Capítulo 10

Cuando Gunnarstranda se sentó en el coche y se marchó, Frank Frølich permaneció otro rato allí de pie, contemplando el aire. Pensó en cierta proximidad física en oscuros días de otoño, cuando los faros del coche apenas conseguían penetrar en la niebla con esfuerzo, cuando el vaho de la helada titila por una fracción de segundo, como un arco iris redondo a la luz de una fortuita farola. Pensó en manos entrelazadas y enfundadas en guantes tejidos.

Luego se movió y fue de regreso a su coche. Condujo hasta la ya mencionada salida que estaba poco antes de Askim. Allí dobló, siguió la sinuosa carretera de grava y buscó un camino vecinal que llevara hasta el río. Intentó encontrar un aparcamiento natural, pero al final desistió y condujo brevemente hasta un bosquecillo situado al lado del borde de la carretera de grava. A la derecha del camino había un gran campo de cultivo en el que los rastrojos sobresalían del hielo en hileras ordenadas. El campo acababa en la oscura cresta de una colina situada delante del río. Atravesó el campo con paso lento. La escarcha pegada a los rastrojos crujía bajo las suelas de sus zapatos. Frank alcanzó los árboles y se detuvo delante de un abedul. Las ramas estaban a reventar de diminutas espinas de hielo, cada rama parecía una decoración cuidadosamente concebida. Frank miró hacia abajo y pasó el pie junto a un ramillete de frambuesas. Las espinas de hielo se partieron con un ruido seco y crujiente. El hielo que cubría los abetos transfiguraba la cresta de la colina en una superficie de color verde mate claro. En lo profundo del valle el suelo mostraba la misma formación de hielo en las briznas delgadas, en las hojas muertas de los helechos y en los arándanos. Cada hoja de los arándanos estaba rodeada de cristales de hielo de forma esférica. Un abedul iluminado por el sol había dejado caer su vestido de hielo. Yacía sobre la tierra como nieve granulada.

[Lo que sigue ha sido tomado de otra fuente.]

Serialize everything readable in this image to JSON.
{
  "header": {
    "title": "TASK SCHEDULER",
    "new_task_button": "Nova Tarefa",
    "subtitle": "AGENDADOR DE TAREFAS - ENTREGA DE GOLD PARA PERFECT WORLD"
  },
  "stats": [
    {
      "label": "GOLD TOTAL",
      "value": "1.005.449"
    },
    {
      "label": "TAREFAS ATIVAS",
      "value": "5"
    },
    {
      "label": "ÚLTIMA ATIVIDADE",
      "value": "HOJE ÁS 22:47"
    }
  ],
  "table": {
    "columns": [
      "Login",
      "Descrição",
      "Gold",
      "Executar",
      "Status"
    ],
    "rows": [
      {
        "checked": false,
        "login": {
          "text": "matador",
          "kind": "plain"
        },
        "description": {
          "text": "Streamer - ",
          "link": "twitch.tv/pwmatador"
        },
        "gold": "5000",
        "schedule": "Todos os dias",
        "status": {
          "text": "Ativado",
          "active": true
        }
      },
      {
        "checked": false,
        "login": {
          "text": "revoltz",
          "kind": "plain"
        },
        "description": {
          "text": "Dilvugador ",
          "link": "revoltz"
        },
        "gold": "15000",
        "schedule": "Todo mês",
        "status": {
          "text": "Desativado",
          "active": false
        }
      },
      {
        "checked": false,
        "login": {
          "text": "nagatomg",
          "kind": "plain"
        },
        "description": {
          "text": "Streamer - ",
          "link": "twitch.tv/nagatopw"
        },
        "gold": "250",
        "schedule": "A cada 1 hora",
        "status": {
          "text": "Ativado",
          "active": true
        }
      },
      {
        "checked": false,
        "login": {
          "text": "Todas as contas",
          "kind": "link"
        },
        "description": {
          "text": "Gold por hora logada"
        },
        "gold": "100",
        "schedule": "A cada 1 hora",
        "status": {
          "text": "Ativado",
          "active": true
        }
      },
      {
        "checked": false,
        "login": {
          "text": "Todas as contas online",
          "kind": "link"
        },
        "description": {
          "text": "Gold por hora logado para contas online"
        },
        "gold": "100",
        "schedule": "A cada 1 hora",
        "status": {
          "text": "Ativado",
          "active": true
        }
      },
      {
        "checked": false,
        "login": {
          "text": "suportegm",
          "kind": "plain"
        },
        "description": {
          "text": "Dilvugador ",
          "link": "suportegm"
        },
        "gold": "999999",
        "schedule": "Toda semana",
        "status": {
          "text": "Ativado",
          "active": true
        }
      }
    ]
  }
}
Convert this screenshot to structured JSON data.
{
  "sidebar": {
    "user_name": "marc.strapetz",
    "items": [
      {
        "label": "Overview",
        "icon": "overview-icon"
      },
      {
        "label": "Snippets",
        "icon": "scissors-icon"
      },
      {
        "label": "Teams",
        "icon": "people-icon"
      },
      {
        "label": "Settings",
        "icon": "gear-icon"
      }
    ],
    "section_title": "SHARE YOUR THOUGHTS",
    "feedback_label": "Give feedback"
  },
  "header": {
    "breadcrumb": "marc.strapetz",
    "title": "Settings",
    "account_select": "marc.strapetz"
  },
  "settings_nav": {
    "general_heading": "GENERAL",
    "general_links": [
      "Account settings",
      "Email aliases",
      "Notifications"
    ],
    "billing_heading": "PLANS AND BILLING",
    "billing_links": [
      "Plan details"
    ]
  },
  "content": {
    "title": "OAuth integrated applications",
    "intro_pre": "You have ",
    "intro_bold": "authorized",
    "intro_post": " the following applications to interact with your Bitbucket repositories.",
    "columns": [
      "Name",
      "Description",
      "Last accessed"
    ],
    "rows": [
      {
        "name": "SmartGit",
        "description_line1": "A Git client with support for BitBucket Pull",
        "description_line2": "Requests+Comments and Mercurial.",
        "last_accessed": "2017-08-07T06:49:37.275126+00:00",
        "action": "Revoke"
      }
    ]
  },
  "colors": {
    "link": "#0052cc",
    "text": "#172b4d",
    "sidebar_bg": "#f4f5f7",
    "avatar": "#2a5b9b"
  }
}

Frank continuó bajando hacia el río, junto a los rastrojos de arándanos y las alfombras de musgo. Pronto pudo escuchar el sonido del agua. El ruido fue incrementándose hasta convertirse en un impenetrable bramido. Se asomó a uno de los salientes de la roca y miró hacia abajo, donde estaba el agua espumeante. Esta tenía que ser la cascada en vertical de la que había hablado Gunnarstranda. El agua en el desfiladero se alzaba en una masa espumeante de color verdoso y marrón, golpeaba con violencia contra las paredes rocosas, era arrojada hacia atrás y continuaba su turbulento avance. Algo más abajo, como el lomo de una bestia peligrosa, se elevaban las pesadas masas de agua que dejaban a la vista los lentos y caprichosos remolinos que corrían río abajo bordeando pausadamente la orilla, pasando junto a piedras y enmarañados montones de madera que eran sostenidos por raíces empapadas y cubiertas completamente de hielo. Frank se daba cuenta de que un cuerpo no tenía ninguna posibilidad en un infierno como aquel. Sintió vértigo y se sentó sobre la raíz de un árbol caído. La plataforma rocosa que servía de resguardo contra aquellas indómitas masas de agua estaba cubierta por una capa de hielo. El hielo parecía peligrosamente resbaladizo. Si la mala fortuna lo quería, en ese lugar cualquiera podía resbalar y despeñarse. Pero en este caso cabía hacerse la siguiente pregunta: ¿Qué hacía alguien un frío día de noviembre en esta orilla de río totalmente helada?

Frank se sentó en el tronco de un árbol en medio de la penumbra y pensó que Elisabeth se hallaría en alguna parte y que tal vez, si no estaba demasiado ocupada, estaría pensando en él. Una vez más echó mano de su teléfono móvil y la llamó, pero no pudo comunicar. No se oyó el timbre, nada. «Eres un tipo lamentable», pensó con desprecio. Empezaba a oscurecer, y Frank Frølich se levantó y regresó al coche.